Earlier today, as I was reading for class, I answered a phone call from a telemarketer. Normally, I check my caller ID before picking up the phone, but, this time, failed to consider the 866-area code. As soon as I realized she was a telemarketer, I tried to end the conversation politely, telling her that I did not have an account at her bank.
Despite my statement and my expressed intent to end the conversation, she continued to read from the script. She mentioned something about needing my approval to send me something. At this point, I told her I needed to go, but she kept reading about this amazing offer. I realized it was impossible to be polite, so finally just hung up.
She didn’t even listen to me, just kept reading from the script.
We see the same thing frequently in our political discourse.
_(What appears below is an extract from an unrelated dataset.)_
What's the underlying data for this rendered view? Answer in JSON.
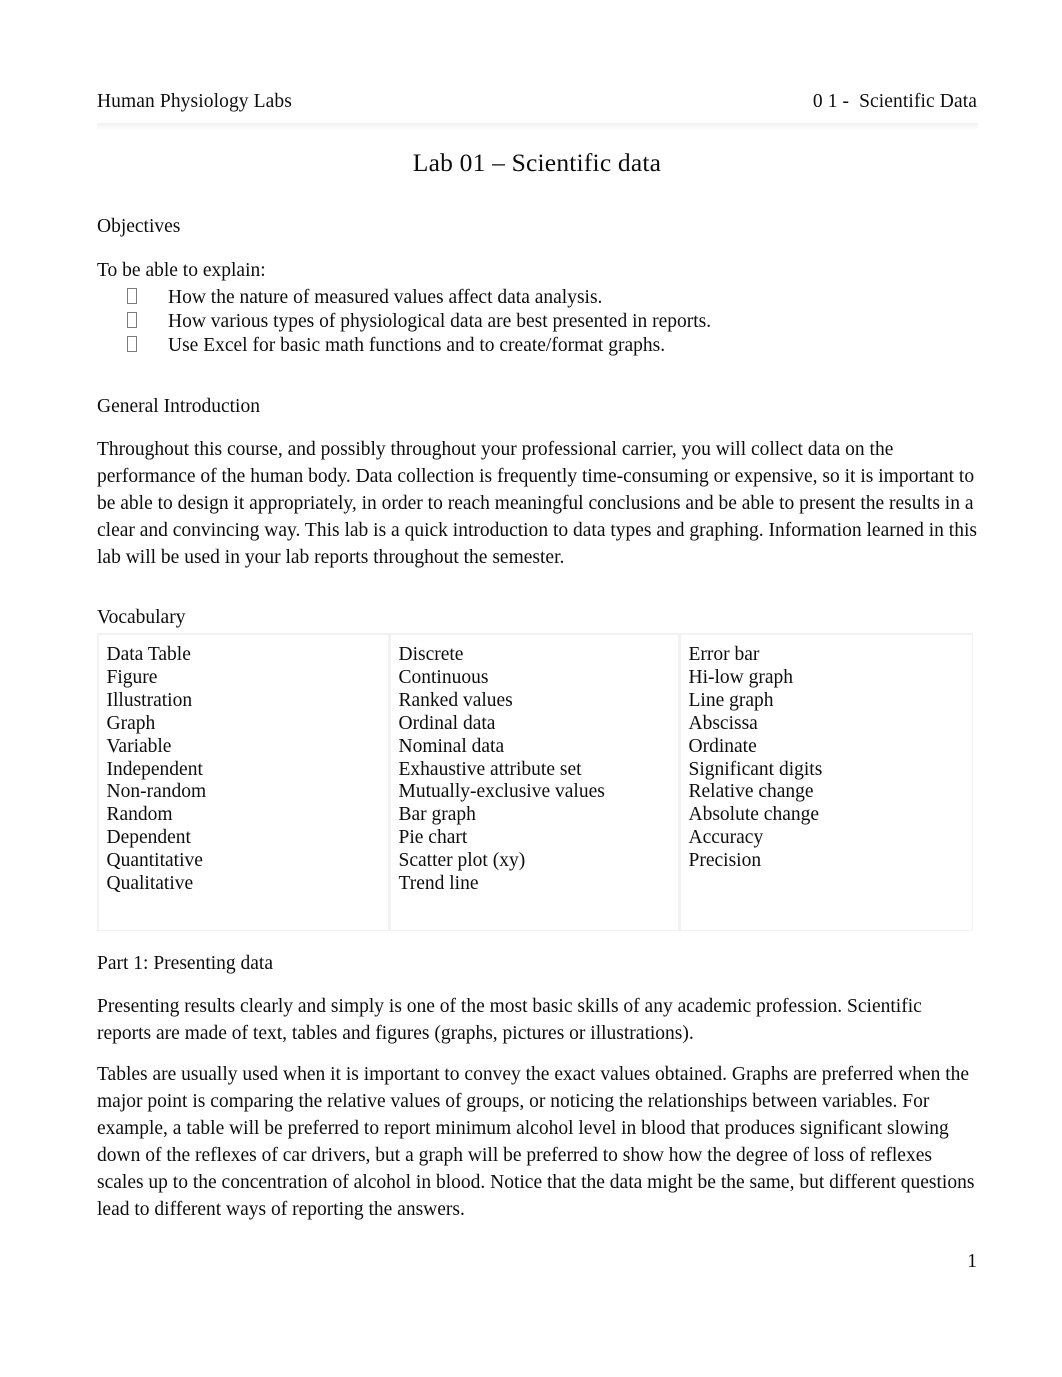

Someone will raise an objection to the argument of an ideological adversary, but he won’t address the objection, merely continue on as if the person had said nothing — or assume the objector had said what he (the adversary) had wanted him to say in order to make the point of his
script talking points.
I mean, just look how Democrats reacted to the president’s new strategy for Iraq. He appoints a new commanding officer (against whose confirmation not a single Democrat voted) and outlines a new plan for dealing with the violence in Baghdad. And they respond with the same criticism they had been offering for some time — it’s nothing new.
Some of our critics too reply to our points, not as we expressed them, but as they wish we had expressed them. As, from time to time, so do some of our defenders.
Instead of responding like a telemarketer with a set script, let’s respond to each other by listening to our adversaries’ points. But, I’ve said this before. I guess we’ll just have to accept that some people are just like telemarketers, not interested in the person with whom they are communicating, but content to try to push their product to a generic human being.